Mit 70 Jahren erzählt die Schauspielerin erstmals von den Suiziden ihrer drei Geschwister. Was ihr Kraft gibt und warum sie sich auch in Unterfranken ehrenamtlich engagiert.
Wie geht man mit schweren Schicksalsschlägen um? Schauspielerin Michaela May hat ihr eigenes Rezept: 'Am Besten ist, im Hier und Jetzt zu leben', sagt die Patin der Main-Post-Aktion 'Zeichen setzen!'. 
Foto: Nils Schwarz | Wie geht man mit schweren Schicksalsschlägen um? Schauspielerin Michaela May hat ihr eigenes Rezept: "Am Besten ist, im Hier und Jetzt zu leben", sagt die Patin der Main-Post-Aktion "Zeichen setzen!". 
Claudia Kneifel
 |  aktualisiert: 08.02.2024 23:04 Uhr

Serien wie "Kir Royal" und "Monaco Franze" oder in Krimi-Reihen wie "Tatort" oder "Polizeiruf 110" – Michaela May wirkte seit 1964 in über 145 Film- und Fernsehproduktionen mit. Seit Jahrzehnten präsentiert sich die Münchenerin als gut gelaunte und optimistische Person, die sich viel und gerne für andere einsetzt. 

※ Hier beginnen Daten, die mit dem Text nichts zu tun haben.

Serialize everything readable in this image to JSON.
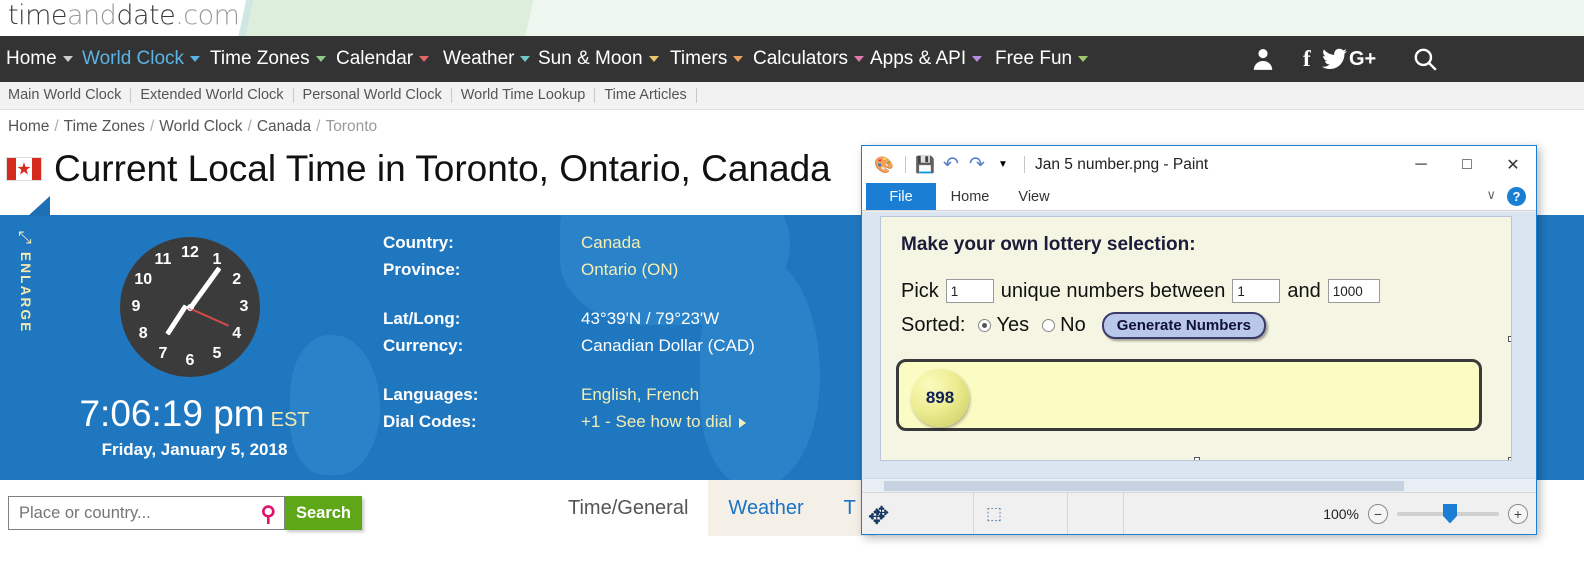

Die mehrfach ausgezeichnete Schauspielerin engagiert sich unter anderem für die Welthungerhilfe, setzt sich für an Mukoviszidose erkrankte Kinder ein, kümmert sich gemeinsam mit Elmar Wepper in der Initiative Retla e.V. um Seniorinnen und Senioren, unterstützt ein SOS-Kinderdorf in Ghana und ist dieses Jahr Patin der Main-Post-Aktion "Zeichen setzen".  Dass sie "Hinter dem Lächeln", so der Titel ihres autobiografischen Buchs, auch ihre tragische Familiengeschichte versteckte, hat die 70-Jährige erst in diesem Jahr in die Öffentlichkeit getragen.

Frau May, in ihrer Autobiografie "Hinter dem Lächeln" erzählen Sie erstmals, dass Ihre drei Geschwister alle freiwillig aus dem Leben geschieden sind. Was hat Ihnen und Ihrer Familie nach diesen Schicksalsschlägen wieder zurück ins Leben geholfen?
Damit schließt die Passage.